Marrakech et la coke

Aucune société n’est épargnée par le trafic de drogue. Si le pétrole est qualifié d’or noir, la cocaïne, elle, peut être qualifiée d’or blanc. La soif des gains colossaux qu’elle est susceptible de générer est, à lui seul, capable de balayer toute réticence. De plus, les effets qu’elle induit chez le consommateur, conjugués au phénomène de mode qui l’escorte, fait de la poudre blanche une drogue hautement sollicitée.
Marrakech a la particularité d’être le pôle d’attraction de touristes venus des quatre coins du globe. Sur les dizaines de milliers de personnes qui y transitent chaque année, combien sont ceux qui n’ont pas ramené une petite dose pour leur séjour ? Les Marrakchis racontent que les premiers « rails » de cocaïne ont fait leur apparition dans les années 70. Certains touristes auraient fièrement exhibé cette « nouvelle » drogue.
Mais c’est au début des années 80 que la rumeur laissait entendre que la cocaïne circulait à Marrakech. La poudre blanche animait, raconte-t-on, certaines soirées huppées de la Cité Ocre. On raconte également que la consommation se faisait dans la discrétion la plus totale et que la drogue serait introduite de l’étranger par des particuliers, en petites quantités, pour leur consommation personnelle.
Une célèbre boîte de nuit de l’époque était également pointée du doigt.
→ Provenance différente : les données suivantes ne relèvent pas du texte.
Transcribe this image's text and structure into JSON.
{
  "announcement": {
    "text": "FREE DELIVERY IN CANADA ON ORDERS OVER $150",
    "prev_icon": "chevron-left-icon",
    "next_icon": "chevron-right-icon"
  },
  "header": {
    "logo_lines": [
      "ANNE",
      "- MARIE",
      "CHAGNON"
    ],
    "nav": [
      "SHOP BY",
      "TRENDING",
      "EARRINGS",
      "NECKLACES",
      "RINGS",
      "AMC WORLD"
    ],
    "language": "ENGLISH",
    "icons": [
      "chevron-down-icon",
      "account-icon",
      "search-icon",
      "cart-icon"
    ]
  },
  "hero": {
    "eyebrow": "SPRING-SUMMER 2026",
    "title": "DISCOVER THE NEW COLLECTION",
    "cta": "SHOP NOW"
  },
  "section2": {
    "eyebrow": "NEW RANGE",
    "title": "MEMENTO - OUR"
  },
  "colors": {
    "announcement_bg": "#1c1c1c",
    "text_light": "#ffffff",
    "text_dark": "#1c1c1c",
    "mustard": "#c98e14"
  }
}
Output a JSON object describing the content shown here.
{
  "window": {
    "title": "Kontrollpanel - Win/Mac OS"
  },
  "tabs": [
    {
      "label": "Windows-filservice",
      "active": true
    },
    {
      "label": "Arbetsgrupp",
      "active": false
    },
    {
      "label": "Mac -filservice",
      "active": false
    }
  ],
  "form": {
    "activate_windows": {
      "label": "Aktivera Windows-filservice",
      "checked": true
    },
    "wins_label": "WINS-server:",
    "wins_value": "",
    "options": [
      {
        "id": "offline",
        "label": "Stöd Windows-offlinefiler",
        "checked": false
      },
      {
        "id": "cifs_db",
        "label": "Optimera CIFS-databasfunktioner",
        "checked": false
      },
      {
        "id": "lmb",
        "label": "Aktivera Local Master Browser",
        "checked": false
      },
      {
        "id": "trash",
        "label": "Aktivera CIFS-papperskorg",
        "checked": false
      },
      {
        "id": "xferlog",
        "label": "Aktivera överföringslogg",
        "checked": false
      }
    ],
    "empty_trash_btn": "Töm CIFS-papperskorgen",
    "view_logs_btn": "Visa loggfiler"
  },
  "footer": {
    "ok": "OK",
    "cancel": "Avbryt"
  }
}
On racontait que la cocaïne y était consommée en douce, en compagnie de certains responsables de l’établissement en question.
Évidence ou calomnie, Dieu seul le sait. Mais la rumeur avait atteint une dimension telle que le départ impromptu du gérant de cet établissement, disparu du jour au lendemain, a automatiquement été lié au présumé trafic de cocaïne. La police aurait eu vent de ce qui se passait et les personnes impliquées auraient préféré prendre l’air sans demander leur reste. Le subjonctif est toutefois le temps adéquat pour évoquer ces histoires. Aucune instruction judiciaire n’ayant vu le jour, ce serait verser dans la diffamation que d’affirmer ou d’infirmer de tels propos. Mais comme dirait l’autre, il n’y a pas de fumée sans feu.
Outre les touristes étrangers, Marrakech est devenue depuis les années 80 une destination prisée pour le tourisme national. Des flots d’arrivants issus des quatre contrée du Royaume s’y déversent, en plus des jeunes immigrés qui en font leur destination de prédilection. Tout ce mélange est susceptible de favoriser des échanges de toutes natures, bénéfiques ou néfastes.
Les années 90, les discussions sur la cocaïne se sont quelque peu banalisées, chacun racontant fièrement sa propre expérience, comment était son premier sniff, à l’occasion d’une soirée branchée ou d’une sotie entre copains. La discrétion toujours de rigueur, la besogne s’effectuait à « huis-clos » dans des appartements, parfois même dans des toilettes dans les night-clubs.